What do we make of this? Well the collapse in performance for the new V8 Torque implementation in Node v11 is remarkable. Otherwise I notice that for Objects and Node v10, my optimized algorithm has no advantage.

I think my algorithms are heavier on the garbage collector (than standard library sort()), and this is why the perform relatively worse for 10s in a row.

If it is so, I’d still prefer to pay that price. When my code waits for sort() to finish there is a user waiting for a GUI update, or for an API reply. I rather see a faster sort, and when the update/reply is complete there is usually plenty of idle time when the garbage collector can run.

Optimizing Mergesort?

I had some ideas for optimizing mergesort that I tried out.

Special handling of short arrays: clearly if you want to sort 2 elements, the entire mergesort function is heavier than a simple function that sorts two elements. The article about V8 sort indicated that they use insertion sort for arrays up to length 10 (I find this very strange). So I implemented special functions for 2-3 elements. This gave nothing. Same performance as calling the entire mergesort.

Less stress on the garbage collector: since my mergesort creates memory nodes that are discarded when sorting is complete, I thought I could keep those nodes for the next sort, to ease the load on the garbage collector. Very bad idea, performance dropped significantly.

Performance of cmp-function vs sort

The relevant sort functions are all K (n log n) with different K. It is the K that I am measuring and discussing here.

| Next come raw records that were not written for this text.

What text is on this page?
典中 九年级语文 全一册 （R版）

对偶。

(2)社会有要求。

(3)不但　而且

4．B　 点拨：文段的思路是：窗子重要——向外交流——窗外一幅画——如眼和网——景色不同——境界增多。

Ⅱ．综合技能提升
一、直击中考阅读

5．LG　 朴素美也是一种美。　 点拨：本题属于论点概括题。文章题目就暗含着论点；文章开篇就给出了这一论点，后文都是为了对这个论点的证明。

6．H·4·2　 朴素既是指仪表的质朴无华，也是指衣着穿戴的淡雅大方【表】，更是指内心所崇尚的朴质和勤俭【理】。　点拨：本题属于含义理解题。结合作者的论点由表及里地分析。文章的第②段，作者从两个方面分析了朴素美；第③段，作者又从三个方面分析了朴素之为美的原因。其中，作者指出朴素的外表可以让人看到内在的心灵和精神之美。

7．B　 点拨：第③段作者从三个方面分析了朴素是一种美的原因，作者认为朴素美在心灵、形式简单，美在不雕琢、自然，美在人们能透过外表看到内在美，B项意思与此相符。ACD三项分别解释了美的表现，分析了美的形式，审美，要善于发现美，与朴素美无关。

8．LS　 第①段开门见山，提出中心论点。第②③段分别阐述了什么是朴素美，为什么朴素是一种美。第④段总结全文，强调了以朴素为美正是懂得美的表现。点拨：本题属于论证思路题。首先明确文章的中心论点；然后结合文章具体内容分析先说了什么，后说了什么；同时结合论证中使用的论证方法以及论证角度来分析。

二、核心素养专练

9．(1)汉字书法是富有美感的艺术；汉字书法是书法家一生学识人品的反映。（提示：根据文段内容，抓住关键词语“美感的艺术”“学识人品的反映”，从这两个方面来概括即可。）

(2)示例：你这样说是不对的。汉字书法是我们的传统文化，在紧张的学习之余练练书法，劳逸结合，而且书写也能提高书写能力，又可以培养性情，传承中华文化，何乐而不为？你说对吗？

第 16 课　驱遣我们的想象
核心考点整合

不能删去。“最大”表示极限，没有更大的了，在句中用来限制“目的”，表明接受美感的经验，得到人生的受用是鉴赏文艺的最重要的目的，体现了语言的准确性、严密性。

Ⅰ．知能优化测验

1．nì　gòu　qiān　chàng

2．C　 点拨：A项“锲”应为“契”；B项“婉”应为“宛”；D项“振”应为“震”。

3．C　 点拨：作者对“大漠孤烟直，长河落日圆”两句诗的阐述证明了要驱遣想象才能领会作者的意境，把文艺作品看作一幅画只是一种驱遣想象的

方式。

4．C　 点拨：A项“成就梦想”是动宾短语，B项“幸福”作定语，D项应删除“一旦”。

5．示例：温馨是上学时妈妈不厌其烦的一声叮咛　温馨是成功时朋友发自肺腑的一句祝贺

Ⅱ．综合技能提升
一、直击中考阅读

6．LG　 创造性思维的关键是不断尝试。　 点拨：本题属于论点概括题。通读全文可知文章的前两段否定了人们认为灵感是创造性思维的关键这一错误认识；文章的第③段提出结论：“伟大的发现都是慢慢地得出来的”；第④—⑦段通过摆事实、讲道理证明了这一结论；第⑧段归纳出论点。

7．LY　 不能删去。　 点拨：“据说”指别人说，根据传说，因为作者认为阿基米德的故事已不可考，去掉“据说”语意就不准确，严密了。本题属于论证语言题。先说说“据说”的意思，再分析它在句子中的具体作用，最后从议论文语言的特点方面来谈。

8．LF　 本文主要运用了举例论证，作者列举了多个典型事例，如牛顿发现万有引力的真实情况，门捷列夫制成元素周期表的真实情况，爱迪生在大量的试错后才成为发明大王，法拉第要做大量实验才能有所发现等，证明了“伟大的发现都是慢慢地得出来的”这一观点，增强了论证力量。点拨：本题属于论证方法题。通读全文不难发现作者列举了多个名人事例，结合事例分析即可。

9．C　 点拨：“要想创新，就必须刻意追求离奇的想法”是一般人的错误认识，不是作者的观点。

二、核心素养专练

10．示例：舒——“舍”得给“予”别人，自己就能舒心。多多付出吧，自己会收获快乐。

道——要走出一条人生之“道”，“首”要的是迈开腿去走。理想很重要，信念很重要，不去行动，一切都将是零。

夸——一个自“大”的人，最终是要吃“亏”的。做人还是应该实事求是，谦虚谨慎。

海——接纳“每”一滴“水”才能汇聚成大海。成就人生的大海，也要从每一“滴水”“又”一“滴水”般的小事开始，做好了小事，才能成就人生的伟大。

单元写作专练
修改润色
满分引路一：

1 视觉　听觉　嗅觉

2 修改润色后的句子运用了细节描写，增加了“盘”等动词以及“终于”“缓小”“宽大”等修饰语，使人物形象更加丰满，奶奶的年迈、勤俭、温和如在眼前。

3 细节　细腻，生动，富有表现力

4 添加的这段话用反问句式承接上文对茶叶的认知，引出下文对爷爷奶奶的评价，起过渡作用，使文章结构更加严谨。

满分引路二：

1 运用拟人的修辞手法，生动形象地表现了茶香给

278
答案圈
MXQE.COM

The differences are, after all, quite marginal. There is clearly another constant cost: the cost of the compare function. That seems to matter more than anything else. And in all cases above “string” is just a single string of 10 characters. If you have a more expensive compare function, the significance of sort() will be even less.

Nevertheless, V8 is a single threaded environment and ultimately cycles wasted in sort() will result in overall worse performance. Milliseconds count.

Conclusions

Array.prototype.sort() is a critical component of the standard library. In many applications sorting may be the most expensive thing that takes place. I find it strange that it does not perform better than a simple mergesort implementation. I do not suggest you use my code, or start looking for better sort() implementations out there right away. But I think this is something for JavaScript programmers to keep in mind. However, the compare function probably matters more in most cases.

I find it strange that Node v11, with Timsort and V8 Torque is not more of an improvement (admittedly, I didnt test that one very much).

And finally I find it strange that Node.js performance seems to deteriorate with every major release.

Am I doing anything seriously wrong?